In the process of diagnosis and treatment of patients, it has achieved a good effect and has obtained the general benefit of the patient group pass the approval. So many of patients of Muslim believers and non-Muslim believers have been enrolled this hospital. The patients received the medical service just focused on good effect and not the religion. In concluded that the religion is not important for medical service in Qinghai province.
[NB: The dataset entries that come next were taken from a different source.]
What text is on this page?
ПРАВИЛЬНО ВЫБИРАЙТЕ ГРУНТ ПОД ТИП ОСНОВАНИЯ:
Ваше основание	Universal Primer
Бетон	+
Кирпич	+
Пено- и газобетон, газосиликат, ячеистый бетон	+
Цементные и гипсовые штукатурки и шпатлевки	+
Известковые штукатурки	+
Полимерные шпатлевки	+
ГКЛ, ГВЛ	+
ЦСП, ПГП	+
In the future, the hospital will also pass the examination and treatment, health consultation, health education, conducting classes and teaching, teaching by teachers, experiencing and tasting, demonstrating techniques and other forms to promote Hui medicine

The inheritance and development of the pharmaceutical industry should truly realize the inheritance, utilization and development of the tradition

The cause of ethnic medicine inspires the young generation of medical talents to focus on the Chinese medical culture power, continuity, explosive power, to meet the traditional ethnic medicine blood continuation. The iteration of the medical meme is eternal.

5. Conclusion

Hui medicine is closely combined with traditional Chinese medicine, and its religiosity is diluted in China. The educational background of doctors (traditional Chinese medicine, Western medicine), the religious beliefs of patients receiving medical treatment in our hospital (distribution of Muslims and non-Muslims), Hui medicine is like a pearl embedded in the treasure house of Chinese medicine, brilliant, and will continue to make contributions to the health cause of all ethnic groups in China, and will make due contributions to the health cause of all mankind.

Author Contribution

Junming Luo and Jianqing Zhang designed the research; Li Lu, Qilong Tan, Xiaoling Wang, Hairui Ma, Chunshou Li and Faxiang Ye collected data and performed analysis; Junming Luo, Li Lu and Jianqing Zhang wrote the paper. Li Lu, Xiaoling Wang and Qilong Tan critically reviewed the manuscript content.

Acknowledgments

This work was supported by Key Research & Development and Transformation Program of Hunan Province Science and Technology Department (JML, 202101040667); Hunan scientific and technological research project (JML, 2021JJ30690), Qinghai scientific and technological research project (JQZ, 2021-SF-C34). All authors read and approved the final manuscript.

NOTES

1https://m.10jqka.com.cn/520934941.html.

2https://zhidao.baidu.com/question/465008820301871885.html.

3https://zhidao.baidu.com/question/1249379446096721739.html?fr=search&word=%E8%A5%BF%E5%AE%81%E5%9F%8E%E4%B8%9C%E4%BA%BA%E5%8F%A3.

4https://zhidao.baidu.com/question/628426617963364892.html?fr=search&word=%E4%B8%AD%E5%9B%BD%E5%9B%9E%E6%B0%91%E4%BA%BA%E5%8F%A3.

Conflicts of Interest

The authors declare no conflicts of interest regarding the publication of this paper.